While Hatcher was preparing for surgery, center Bob Gould was hobbling around on crutches, wondering when the pain in his fractured right foot would subside sufficiently to pad his skate and take to the ice.
The only good news in the injury department involved winger Greg Adams, whose hyperextended right elbow has healed enough for him to be able to dress Thursday.
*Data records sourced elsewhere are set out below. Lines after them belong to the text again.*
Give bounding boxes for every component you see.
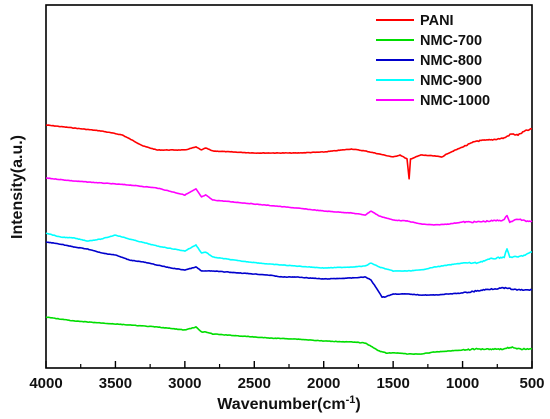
series-line-nmc-800 xyxy=(45,241,533,298)
series-line-nmc-900 xyxy=(45,232,532,273)
x-tick-label: 1500 xyxy=(376,375,409,392)
x-tick-label: 2500 xyxy=(238,375,271,392)
x-tick-label: 2000 xyxy=(307,375,340,392)
legend-label-nmc-900: NMC-900 xyxy=(420,73,482,89)
x-axis-label-superscript: -1 xyxy=(346,394,356,406)
x-tick-label: 500 xyxy=(519,375,544,392)
x-tick-label: 3000 xyxy=(168,375,201,392)
x-tick-label: 4000 xyxy=(29,375,62,392)
x-axis-label: Wavenumber(cm-1) xyxy=(217,394,360,413)
legend-label-nmc-800: NMC-800 xyxy=(420,53,482,69)
legend: PANI NMC-700 NMC-800 NMC-900 NMC-1000 xyxy=(376,13,490,109)
x-axis-ticks xyxy=(45,361,533,368)
series-line-pani xyxy=(45,124,533,180)
series-line-nmc-700 xyxy=(45,316,533,356)
x-axis-label-end: ) xyxy=(355,396,360,413)
x-tick-label: 1000 xyxy=(446,375,479,392)
legend-label-nmc-1000: NMC-1000 xyxy=(420,93,490,109)
x-tick-label: 3500 xyxy=(99,375,132,392)
legend-label-nmc-700: NMC-700 xyxy=(420,33,482,49)
x-axis-tick-labels: 4000 3500 3000 2500 2000 1500 1000 500 xyxy=(29,375,544,392)
series-lines xyxy=(45,124,533,356)
series-line-nmc-1000 xyxy=(45,177,533,226)
x-axis-label-main: Wavenumber(cm xyxy=(217,396,345,413)
legend-label-pani: PANI xyxy=(420,13,454,29)
y-axis-label: Intensity(a.u.) xyxy=(9,135,26,239)
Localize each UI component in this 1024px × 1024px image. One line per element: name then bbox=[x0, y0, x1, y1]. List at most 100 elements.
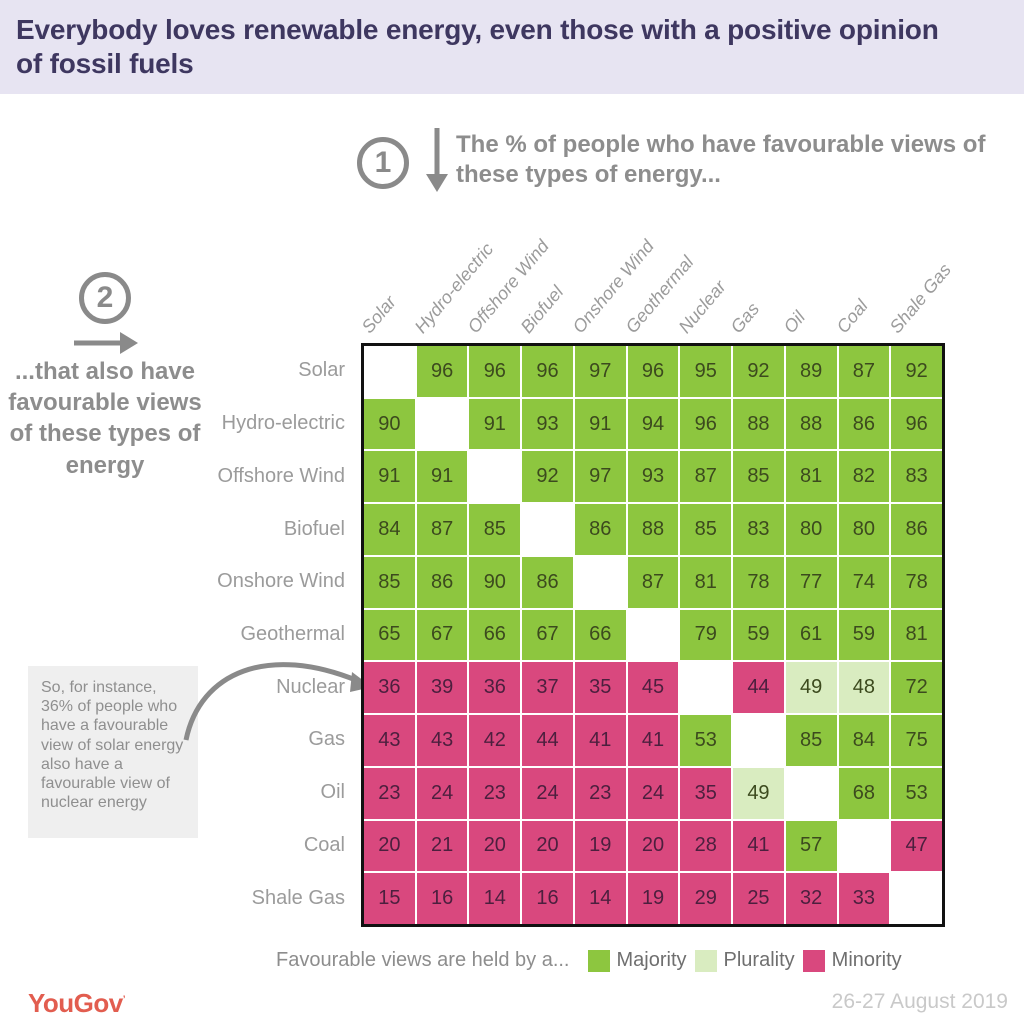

"Greg shot the puck a lot better and it's improved even though it's still sore," Murray said. "To be missing Gould, Kevin and possibly Adams at the start is very disappointing after having almost an injury-free camp."
The Capitals had shunned the usual training-camp scrimmages, played fewer exhibitions than any other NHL team (seven) and concentrated on conditioning and systems work.
Each of the injuries was a bit of a freak. Hatcher felt a twinge in his knee making a simple turn in a practice session. Gould suffered a hairline fracture when linemate Kelly Miller's pass struck him en route to target Peter Sundstrom. Adams bounced off U.S. Olympian Scott Young while finishing a check and banged his elbow against the boards.
To compensate for Gould's absence on the checking line, Murray yesterday shifted Kelly Miller to center and installed Craig Laughlin at Miller's spot on right wing. Sundstrom remains on the left side.